Speaker
Description
Objective:
With the objective to develop a potential radiopharmaceutical for estrogen receptors imaging we present the design of a family of 99mTc complexes derived from estradiol, using different oxidation states of the metal and chelating units and studying their influence on the overall properties of the resulting products.
Methodology:
Ligands were synthesized starting from ethinylestradiol, derivatizing the triple bond to incorporate different donor atoms to coordinate the 99mTc.
The selected labeling strategies were the formation of a Tc (I) tricarbonyl complex (C1) with an N,N,O donor atom set, a Tc (V) nitride symmetric complex (C2) with two units of estradiol and dithiocarbamate as bidentade chelator and a Tc (III) 4 + 1 complex (C3) using a ligand bearing an isonitrile moiety and an NS3 tridentate coligand. Characterization stability studies, lipophilicity, protein binding, in vitro cell binding and in vivo overall biodistribution.
Results and Discussion:
Synthesis of the ligands was successful in all cases, although the difficulty level is remarkably different.

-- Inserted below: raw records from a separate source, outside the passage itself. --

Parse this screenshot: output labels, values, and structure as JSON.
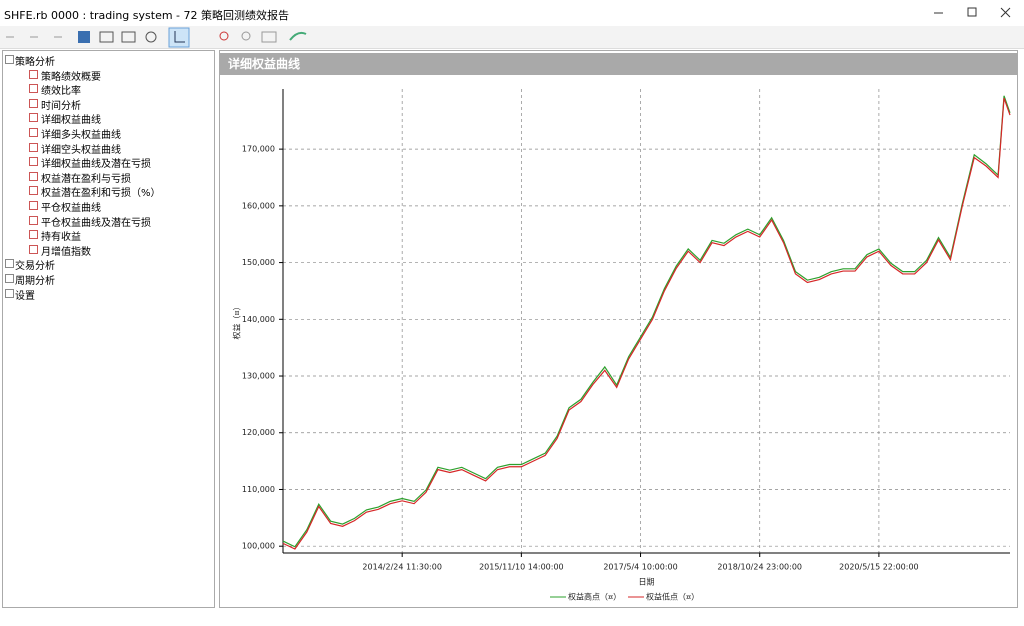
{
  "window": {
    "title": "SHFE.rb 0000 : trading system - 72 策略回测绩效报告"
  },
  "tree": [
    {
      "label": "策略分析",
      "children": [
        "策略绩效概要",
        "绩效比率",
        "时间分析",
        "详细权益曲线",
        "详细多头权益曲线",
        "详细空头权益曲线",
        "详细权益曲线及潜在亏损",
        "权益潜在盈利与亏损",
        "权益潜在盈利和亏损（%）",
        "平仓权益曲线",
        "平仓权益曲线及潜在亏损",
        "持有收益",
        "月增值指数"
      ]
    },
    {
      "label": "交易分析"
    },
    {
      "label": "周期分析"
    },
    {
      "label": "设置"
    }
  ],
  "panel": {
    "title": "详细权益曲线"
  },
  "chart_data": {
    "type": "line",
    "x_label": "日期",
    "y_label": "权益（¤）",
    "x": [
      0,
      2,
      4,
      6,
      8,
      10,
      12,
      14,
      16,
      18,
      20,
      22,
      24,
      26,
      28,
      30,
      32,
      34,
      36,
      38,
      40,
      42,
      44,
      46,
      48,
      50,
      52,
      54,
      56,
      58,
      60,
      62,
      64,
      66,
      68,
      70,
      72,
      74,
      76,
      78,
      80,
      82,
      84,
      86,
      88,
      90,
      92,
      94,
      96,
      98,
      100,
      102,
      104,
      106,
      108,
      110,
      112,
      114,
      116,
      118,
      120,
      121,
      122
    ],
    "xlim": [
      0,
      122
    ],
    "xticks": [
      {
        "value": 20,
        "label": "2014/2/24 11:30:00"
      },
      {
        "value": 40,
        "label": "2015/11/10 14:00:00"
      },
      {
        "value": 60,
        "label": "2017/5/4 10:00:00"
      },
      {
        "value": 80,
        "label": "2018/10/24 23:00:00"
      },
      {
        "value": 100,
        "label": "2020/5/15 22:00:00"
      }
    ],
    "ylim": [
      98800,
      180600
    ],
    "yticks": [
      {
        "value": 100000,
        "label": "100,000"
      },
      {
        "value": 110000,
        "label": "110,000"
      },
      {
        "value": 120000,
        "label": "120,000"
      },
      {
        "value": 130000,
        "label": "130,000"
      },
      {
        "value": 140000,
        "label": "140,000"
      },
      {
        "value": 150000,
        "label": "150,000"
      },
      {
        "value": 160000,
        "label": "160,000"
      },
      {
        "value": 170000,
        "label": "170,000"
      }
    ],
    "grid": true,
    "series": [
      {
        "name": "权益高点（¤）",
        "color": "#2ca02c",
        "values": [
          100900,
          99900,
          102900,
          107400,
          104400,
          103900,
          104900,
          106400,
          106900,
          107900,
          108400,
          107900,
          109900,
          113900,
          113400,
          113900,
          112900,
          111900,
          113900,
          114400,
          114400,
          115400,
          116400,
          119400,
          124400,
          125900,
          128900,
          131600,
          128400,
          133400,
          136900,
          140400,
          145400,
          149400,
          152400,
          150400,
          153900,
          153400,
          154900,
          155900,
          154900,
          157900,
          153900,
          148400,
          146900,
          147400,
          148400,
          148900,
          148900,
          151400,
          152400,
          149900,
          148400,
          148400,
          150400,
          154400,
          150900,
          160400,
          169000,
          167400,
          165400,
          179400,
          176400
        ]
      },
      {
        "name": "权益低点（¤）",
        "color": "#d62728",
        "values": [
          100500,
          99500,
          102500,
          107000,
          104000,
          103500,
          104500,
          106000,
          106500,
          107500,
          108000,
          107500,
          109500,
          113500,
          113000,
          113500,
          112500,
          111500,
          113500,
          114000,
          114000,
          115000,
          116000,
          119000,
          124000,
          125500,
          128500,
          131000,
          128000,
          133000,
          136500,
          140000,
          145000,
          149000,
          152000,
          150000,
          153500,
          153000,
          154500,
          155500,
          154500,
          157500,
          153500,
          148000,
          146500,
          147000,
          148000,
          148500,
          148500,
          151000,
          152000,
          149500,
          148000,
          148000,
          150000,
          154000,
          150500,
          160000,
          168500,
          167000,
          165000,
          179000,
          176000
        ]
      }
    ]
  }
}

The selected labelling strategies rendered the desired 99mTc complexes with high radiochemical purity. However, HPLC purification was required for C3.
All complexes showed high stability in labeling milieu and in human serum for at least 3 hours.
Lipophilicity expressed as log P (partition coefficient between octanol and phosphate buffer 0.1M, pH = 7.4) was 1.3 ± 0.1 for C1, 0.8 ± 0.1 for C2 and 0.48 ± 0.06 for C3. C3 exhibited the lowest lipophilicity which agrees with the bibliography that indicates that preparation of Tc(III) 4+1 complexes could be a good strategy to reduce the overall lipophilicity .
A moderate protein binding in comparison to ethynilestradiol (98%) was observed in all the three cases with values of 33 ± 11%, 41 ± 9% and 46 ± 6, respectively.
Binding to MCF7cells was 2.0 ± 0.2%, 6.8 ± 0.9% and 3,33 ± 0,12% respectively, while tritiated estradiol (Estradiol [6.7-3H (N)]) exhibited a binding of 6.6±1.4%. C2, a symmetric Tc(V)-nitrido complex bearing two units of the pharmacophore has the highest binding. Our findings are in agreement with reports that indicate the positive effect of dimerization or multimerization in receptor binding. Biodistribution in normal rats for C1 and C2 showed low blood activity (0.70 ± 0.26% and 5.13 ± 2.49% at 2 hours, respectively). However, liver uptake was very high for C1 (40.8 ± 2.4%) and moderate for C2, (13.0 ± 1.3%). Excretion occurred mainly through the hepatobiliary system with only a minor fraction excreted in the urine. C2 has the properties in vitro and in vivo properties. In vivo studies for C3 are being performed.
Conclusion:
Influence of the chelating system in the physicochemical and biological properties of Tc-labelled in biomolecules is clearly demonstrated by our experimental results. Consequently, the design of the suitable chelator is crucial in obtaining the biological stability and pharmacokinetics desired for a radiopharmaceutical.
Acknowledgments: ANII (FCE_1_2017_1_136416), CAP, PEDECIBA-Química, Bayer Schering Pharma AG, Hans-Jürgen Pietzsch.